StringStore exception

@honnibal, @ines

Guys, I wanted to covert spacy to gensim model and I am encountering issues while iterating the keys, is it a bug

Any idea what could be the issue.

import spacy


nlp = spacy.load("en_core_web_lg")

#print(nlp.vocab.vectors.data)
#print(nlp.vocab.strings)
row, dim = nlp.vocab.vectors.shape

fn = open("/Users/philips/Development/BigData/RS/annotation/gensim_model.txt","w")

fn.write(str(row))
fn.write(" ")
fn.write(str(dim))
fn.write('\n')

row = int(row)

#nr_row , dim
#word vectors

words = nlp.vocab.strings

#print(nlp.vocab.strings[4183861688597294412])

# count = 0
# for key, vector in nlp.vocab.vectors.items():
#     word = nlp.vocab.strings[key]
#     stringval = ""
#     for item in vector:
#         stringval =  str(item) + " " + stringval
#     stringval.strip();
#     fn.write(word +" "+stringval);
#     fn.write('\n');
#     row = row - 1;
#     count = count + 1;
#     print(row)
#
# fn.close() 
Error:
Traceback (most recent call last):

  File "strings.pyx", line 118, in spacy.strings.StringStore.__getitem__
KeyError: 4183861688597294412

@ines @honnibal

I was planning to create word2vec visualization in tensor board and wanted to export out the matrix in tensorboard format while doing this I found this exception while going through the normal en_core_web_lg, any thoughts on what could be going on?

Where does the error actually occur? Is it in the bits you’ve commented out?

The error indicates there are vector entries for words that aren’t in the strings table. You can prevent the key error by adding a if key in nlp.vocab.strings check in your loop.

Yes

The error indicates there are vector entries for words that aren’t in the strings table. You can prevent the key error by adding a if key in nlp.vocab.strings check in your loop.

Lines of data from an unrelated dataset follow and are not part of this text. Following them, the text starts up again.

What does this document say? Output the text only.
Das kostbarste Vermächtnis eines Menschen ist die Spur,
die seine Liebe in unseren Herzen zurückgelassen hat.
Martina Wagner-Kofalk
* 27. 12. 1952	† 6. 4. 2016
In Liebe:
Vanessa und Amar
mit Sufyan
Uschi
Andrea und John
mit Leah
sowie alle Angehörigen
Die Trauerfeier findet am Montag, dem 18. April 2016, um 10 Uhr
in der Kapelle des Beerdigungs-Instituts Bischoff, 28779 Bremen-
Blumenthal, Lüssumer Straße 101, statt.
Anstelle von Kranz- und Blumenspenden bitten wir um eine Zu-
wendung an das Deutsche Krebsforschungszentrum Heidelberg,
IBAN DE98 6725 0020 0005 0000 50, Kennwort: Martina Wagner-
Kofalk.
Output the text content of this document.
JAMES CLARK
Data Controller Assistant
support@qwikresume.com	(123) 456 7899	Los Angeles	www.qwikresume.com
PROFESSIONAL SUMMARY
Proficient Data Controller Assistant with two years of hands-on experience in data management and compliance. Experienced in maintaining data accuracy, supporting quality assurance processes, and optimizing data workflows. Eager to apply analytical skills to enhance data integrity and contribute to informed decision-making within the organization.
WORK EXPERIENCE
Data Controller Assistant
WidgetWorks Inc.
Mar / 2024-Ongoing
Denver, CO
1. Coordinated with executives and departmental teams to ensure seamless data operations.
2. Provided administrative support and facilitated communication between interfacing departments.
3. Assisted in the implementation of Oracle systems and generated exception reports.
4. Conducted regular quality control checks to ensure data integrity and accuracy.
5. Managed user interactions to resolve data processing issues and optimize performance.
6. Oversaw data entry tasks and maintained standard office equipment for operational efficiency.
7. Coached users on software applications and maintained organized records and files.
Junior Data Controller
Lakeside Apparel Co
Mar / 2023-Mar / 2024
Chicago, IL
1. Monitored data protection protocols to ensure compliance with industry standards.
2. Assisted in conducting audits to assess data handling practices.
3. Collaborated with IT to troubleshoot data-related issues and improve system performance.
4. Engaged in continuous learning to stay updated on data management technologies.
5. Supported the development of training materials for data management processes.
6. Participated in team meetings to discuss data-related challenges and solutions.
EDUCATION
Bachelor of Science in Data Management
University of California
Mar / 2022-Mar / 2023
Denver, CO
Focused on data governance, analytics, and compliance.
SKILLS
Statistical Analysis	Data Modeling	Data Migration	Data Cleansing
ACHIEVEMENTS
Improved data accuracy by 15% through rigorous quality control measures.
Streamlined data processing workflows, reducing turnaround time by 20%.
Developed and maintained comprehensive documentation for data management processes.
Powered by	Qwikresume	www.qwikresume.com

This is directly from the en_web_core_lg, so i guess we should have all the entries? am I missing something or the outcome is ok

In general the vectors aren’t limited to only the strings in the stringstore. I think I might have used different frequency thresholds for the two, which could be improved. You might want to count how many strings are missing.